What is the common approach in this situation?
This is a difficult question because both methods have the advantages. You probably have to better define your problem and what you want to do.
I am working on a similar structure, with such structure:
- A user table, basic information
- one ( "This work should not start until the completion of the first work" / Em>) by allowing the self-related work table, 'Projects' (a task with a parent) and work to do the work
- A multi-to-many allocation table, by adding multiple users to multiple tasks ( "This work user 1 and Should be done by manual work with a ")
And here is your question back: Users consider how to organize your backlog?
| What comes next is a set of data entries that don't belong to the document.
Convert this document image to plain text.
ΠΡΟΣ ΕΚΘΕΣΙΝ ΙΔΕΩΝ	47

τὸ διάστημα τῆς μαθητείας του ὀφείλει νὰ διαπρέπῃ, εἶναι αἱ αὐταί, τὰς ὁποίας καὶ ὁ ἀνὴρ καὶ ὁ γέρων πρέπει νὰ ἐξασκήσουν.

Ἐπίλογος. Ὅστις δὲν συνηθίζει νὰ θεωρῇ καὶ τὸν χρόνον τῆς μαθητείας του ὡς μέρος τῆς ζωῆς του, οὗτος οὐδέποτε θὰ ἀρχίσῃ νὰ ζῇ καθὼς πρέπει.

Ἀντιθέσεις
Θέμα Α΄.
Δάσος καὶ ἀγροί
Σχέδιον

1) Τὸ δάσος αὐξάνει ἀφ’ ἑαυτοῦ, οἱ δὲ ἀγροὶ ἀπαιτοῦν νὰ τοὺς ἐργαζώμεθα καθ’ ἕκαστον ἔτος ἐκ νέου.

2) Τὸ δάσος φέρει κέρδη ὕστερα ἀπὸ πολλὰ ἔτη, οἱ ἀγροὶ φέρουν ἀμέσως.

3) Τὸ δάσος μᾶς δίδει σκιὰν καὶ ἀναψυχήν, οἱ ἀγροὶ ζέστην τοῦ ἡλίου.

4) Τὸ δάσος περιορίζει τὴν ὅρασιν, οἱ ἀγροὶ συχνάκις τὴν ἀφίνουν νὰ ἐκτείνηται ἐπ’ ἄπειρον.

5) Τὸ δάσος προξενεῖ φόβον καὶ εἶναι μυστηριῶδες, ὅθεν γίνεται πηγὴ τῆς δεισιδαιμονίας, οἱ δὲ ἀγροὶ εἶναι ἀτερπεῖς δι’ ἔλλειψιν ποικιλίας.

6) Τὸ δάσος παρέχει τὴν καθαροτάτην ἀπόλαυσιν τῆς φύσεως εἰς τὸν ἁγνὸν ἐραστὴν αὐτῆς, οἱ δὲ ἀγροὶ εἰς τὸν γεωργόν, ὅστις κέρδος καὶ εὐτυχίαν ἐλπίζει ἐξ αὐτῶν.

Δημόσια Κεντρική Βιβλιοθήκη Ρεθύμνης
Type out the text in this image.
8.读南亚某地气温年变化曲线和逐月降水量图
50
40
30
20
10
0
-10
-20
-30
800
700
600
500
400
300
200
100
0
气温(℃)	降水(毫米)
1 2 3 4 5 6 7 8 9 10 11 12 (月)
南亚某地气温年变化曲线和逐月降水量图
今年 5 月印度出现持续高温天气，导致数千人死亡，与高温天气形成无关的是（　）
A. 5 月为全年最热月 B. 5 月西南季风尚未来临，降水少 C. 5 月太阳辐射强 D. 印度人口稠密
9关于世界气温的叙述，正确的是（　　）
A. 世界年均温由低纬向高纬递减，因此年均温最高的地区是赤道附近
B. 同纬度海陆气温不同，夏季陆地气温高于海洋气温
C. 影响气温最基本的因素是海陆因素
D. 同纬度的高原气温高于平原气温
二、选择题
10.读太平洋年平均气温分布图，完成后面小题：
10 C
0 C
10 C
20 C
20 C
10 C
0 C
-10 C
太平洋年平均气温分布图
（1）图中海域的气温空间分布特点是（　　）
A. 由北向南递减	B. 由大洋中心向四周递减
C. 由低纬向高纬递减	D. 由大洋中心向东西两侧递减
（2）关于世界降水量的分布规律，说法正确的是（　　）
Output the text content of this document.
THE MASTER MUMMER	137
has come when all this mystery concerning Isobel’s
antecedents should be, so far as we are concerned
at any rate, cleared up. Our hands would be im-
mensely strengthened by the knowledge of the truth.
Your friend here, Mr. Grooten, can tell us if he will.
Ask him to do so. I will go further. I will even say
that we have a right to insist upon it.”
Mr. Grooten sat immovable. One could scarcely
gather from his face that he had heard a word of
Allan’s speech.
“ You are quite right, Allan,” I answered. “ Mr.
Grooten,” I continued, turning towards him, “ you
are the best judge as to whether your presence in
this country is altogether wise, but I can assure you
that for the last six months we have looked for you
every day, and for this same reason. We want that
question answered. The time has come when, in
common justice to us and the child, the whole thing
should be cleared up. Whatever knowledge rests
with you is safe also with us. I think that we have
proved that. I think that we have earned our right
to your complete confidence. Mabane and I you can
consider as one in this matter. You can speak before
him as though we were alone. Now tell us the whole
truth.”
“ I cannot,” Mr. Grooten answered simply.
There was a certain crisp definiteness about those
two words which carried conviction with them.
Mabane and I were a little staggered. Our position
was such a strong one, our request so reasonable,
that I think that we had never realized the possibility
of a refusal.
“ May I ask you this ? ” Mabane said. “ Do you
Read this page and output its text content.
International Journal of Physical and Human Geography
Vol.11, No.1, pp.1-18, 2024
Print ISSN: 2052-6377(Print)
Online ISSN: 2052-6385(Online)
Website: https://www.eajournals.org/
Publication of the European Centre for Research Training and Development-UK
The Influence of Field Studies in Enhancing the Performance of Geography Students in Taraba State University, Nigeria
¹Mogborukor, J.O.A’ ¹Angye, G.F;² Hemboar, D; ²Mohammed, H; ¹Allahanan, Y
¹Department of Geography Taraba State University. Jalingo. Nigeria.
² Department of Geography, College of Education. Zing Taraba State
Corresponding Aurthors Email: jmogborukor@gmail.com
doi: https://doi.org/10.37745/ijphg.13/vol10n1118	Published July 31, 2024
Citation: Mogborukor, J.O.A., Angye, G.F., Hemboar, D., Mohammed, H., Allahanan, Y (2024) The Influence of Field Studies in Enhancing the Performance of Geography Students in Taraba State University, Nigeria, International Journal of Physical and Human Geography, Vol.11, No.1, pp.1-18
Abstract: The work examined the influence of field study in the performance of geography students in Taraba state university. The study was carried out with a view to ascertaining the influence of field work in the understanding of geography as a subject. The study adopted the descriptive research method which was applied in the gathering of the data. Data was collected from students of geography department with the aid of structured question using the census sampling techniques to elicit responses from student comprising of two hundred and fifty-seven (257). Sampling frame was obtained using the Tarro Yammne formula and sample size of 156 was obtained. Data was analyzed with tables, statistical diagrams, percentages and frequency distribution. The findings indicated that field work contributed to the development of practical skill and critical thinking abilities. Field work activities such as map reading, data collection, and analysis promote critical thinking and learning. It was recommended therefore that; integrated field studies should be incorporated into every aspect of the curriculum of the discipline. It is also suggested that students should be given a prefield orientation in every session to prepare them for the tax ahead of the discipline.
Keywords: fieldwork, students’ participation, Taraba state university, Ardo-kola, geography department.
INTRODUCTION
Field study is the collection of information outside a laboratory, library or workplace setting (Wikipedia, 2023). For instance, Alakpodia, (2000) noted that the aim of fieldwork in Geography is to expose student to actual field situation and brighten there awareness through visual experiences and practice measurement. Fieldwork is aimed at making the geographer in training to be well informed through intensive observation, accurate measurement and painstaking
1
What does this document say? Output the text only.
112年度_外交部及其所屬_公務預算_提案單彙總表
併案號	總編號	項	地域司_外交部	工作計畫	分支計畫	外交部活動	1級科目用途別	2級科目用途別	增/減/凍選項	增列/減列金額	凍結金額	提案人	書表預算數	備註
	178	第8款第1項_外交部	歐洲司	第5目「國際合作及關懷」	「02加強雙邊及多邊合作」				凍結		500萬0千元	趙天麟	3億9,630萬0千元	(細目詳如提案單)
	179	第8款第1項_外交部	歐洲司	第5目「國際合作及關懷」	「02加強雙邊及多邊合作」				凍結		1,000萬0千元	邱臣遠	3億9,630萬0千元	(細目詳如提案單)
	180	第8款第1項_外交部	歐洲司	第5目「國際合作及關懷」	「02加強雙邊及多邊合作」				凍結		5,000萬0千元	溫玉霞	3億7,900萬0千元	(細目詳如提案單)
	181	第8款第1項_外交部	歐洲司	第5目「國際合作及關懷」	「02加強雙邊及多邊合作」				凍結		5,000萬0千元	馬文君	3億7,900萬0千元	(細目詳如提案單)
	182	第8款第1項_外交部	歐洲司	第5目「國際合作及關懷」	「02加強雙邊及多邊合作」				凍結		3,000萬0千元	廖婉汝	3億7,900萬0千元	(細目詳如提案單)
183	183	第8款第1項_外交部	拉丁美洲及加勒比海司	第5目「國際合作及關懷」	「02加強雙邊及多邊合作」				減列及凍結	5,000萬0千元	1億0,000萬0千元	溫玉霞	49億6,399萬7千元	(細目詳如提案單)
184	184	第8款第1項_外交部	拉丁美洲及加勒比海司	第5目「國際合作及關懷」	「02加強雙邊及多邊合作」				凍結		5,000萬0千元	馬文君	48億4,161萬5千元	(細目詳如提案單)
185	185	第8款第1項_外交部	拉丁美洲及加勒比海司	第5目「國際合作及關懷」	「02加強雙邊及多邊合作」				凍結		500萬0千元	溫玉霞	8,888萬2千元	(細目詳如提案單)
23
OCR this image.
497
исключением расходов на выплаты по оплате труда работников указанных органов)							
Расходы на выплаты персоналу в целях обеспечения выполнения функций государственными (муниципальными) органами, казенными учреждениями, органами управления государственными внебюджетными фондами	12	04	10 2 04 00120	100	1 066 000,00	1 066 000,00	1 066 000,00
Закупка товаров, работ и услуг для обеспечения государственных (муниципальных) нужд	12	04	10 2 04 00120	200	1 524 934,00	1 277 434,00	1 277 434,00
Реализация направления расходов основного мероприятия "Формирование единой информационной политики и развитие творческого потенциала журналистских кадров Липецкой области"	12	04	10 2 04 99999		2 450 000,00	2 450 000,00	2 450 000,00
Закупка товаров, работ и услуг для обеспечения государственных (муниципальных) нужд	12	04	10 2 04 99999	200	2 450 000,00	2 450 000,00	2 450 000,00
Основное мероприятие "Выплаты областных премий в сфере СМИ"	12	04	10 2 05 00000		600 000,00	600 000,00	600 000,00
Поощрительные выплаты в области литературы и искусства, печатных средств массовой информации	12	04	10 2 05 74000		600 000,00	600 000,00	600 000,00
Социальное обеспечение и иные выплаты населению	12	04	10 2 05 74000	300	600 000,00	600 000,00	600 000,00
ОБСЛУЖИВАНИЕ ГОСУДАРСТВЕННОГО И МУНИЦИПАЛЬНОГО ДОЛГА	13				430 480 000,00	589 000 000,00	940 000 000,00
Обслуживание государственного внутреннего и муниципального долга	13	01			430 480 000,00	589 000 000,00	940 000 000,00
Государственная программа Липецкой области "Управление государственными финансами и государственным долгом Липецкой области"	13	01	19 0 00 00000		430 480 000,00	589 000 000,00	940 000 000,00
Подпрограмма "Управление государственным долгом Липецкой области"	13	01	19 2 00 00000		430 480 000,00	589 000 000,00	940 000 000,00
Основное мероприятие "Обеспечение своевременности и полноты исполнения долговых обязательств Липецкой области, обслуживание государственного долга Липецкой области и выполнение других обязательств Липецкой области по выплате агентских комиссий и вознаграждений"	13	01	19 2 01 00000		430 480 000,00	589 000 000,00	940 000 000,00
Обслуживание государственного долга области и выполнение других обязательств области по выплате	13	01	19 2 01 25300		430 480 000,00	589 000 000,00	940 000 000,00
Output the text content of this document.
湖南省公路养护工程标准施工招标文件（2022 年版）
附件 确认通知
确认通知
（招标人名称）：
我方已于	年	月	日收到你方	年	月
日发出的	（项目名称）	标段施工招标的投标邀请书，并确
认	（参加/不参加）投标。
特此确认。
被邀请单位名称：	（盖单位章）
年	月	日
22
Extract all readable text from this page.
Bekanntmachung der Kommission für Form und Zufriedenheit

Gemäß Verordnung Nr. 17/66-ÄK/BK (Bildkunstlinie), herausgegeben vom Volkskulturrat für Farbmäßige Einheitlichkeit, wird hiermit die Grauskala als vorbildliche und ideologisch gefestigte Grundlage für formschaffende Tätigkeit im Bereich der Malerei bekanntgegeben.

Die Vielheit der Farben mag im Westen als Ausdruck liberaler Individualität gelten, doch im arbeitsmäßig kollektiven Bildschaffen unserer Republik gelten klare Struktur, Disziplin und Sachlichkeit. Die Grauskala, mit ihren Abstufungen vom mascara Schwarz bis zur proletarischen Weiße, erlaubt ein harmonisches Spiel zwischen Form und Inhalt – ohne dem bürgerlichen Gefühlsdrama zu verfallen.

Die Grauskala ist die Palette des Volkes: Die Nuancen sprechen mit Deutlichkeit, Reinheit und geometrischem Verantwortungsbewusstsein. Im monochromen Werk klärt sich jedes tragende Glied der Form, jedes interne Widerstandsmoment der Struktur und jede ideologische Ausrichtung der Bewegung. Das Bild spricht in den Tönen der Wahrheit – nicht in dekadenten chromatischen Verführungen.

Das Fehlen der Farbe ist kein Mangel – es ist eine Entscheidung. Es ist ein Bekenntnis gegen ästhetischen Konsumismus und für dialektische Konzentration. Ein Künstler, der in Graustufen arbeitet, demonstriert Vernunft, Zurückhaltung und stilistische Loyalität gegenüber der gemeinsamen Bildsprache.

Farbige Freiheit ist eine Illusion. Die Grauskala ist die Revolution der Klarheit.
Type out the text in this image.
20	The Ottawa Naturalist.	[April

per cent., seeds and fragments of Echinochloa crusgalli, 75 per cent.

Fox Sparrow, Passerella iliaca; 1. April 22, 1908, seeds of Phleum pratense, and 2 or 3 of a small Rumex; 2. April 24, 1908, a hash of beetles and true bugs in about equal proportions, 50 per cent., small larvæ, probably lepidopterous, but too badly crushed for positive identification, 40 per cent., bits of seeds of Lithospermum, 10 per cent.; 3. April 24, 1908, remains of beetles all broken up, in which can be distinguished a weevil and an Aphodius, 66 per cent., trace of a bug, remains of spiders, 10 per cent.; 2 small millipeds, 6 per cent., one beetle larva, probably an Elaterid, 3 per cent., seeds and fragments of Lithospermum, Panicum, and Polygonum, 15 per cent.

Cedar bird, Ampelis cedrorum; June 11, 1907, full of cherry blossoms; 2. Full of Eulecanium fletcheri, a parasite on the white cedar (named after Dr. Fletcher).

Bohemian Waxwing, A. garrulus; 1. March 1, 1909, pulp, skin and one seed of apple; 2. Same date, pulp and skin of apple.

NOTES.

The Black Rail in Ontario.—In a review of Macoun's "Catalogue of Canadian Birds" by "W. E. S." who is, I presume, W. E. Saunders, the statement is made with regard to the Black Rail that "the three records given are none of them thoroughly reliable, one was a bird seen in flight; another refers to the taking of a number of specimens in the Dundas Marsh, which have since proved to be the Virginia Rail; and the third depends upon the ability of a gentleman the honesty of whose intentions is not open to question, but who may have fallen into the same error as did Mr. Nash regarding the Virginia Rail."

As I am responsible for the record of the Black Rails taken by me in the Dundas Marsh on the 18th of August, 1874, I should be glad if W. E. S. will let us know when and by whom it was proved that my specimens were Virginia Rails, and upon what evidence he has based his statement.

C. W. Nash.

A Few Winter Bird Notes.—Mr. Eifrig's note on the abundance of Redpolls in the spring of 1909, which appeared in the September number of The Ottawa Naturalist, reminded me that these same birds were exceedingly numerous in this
- If your project is more like a to-do list, then you do not need Don Allocation Table;
- If users should be allowed to create their own categories, then you should probably create
user-categories
- if the user has to select the category created before a common list , Then you do not need that user FK
- Anyway, if a user can classify allocated tasks, then this category will be a foreign key in the table allocation table, so every user Can categorize their own functions
In my experience, you should delay the decision of the class and ask their users; They will tell you in the right direction.
You can also easily create that
user-catagories
table, because it is more flexible than the alternative and ignoring that data duplication. It is probably a bad idea to use a list of basic categories with multiple relationships with the user, because the user can decide to rename a category and all other users will be affected by this action.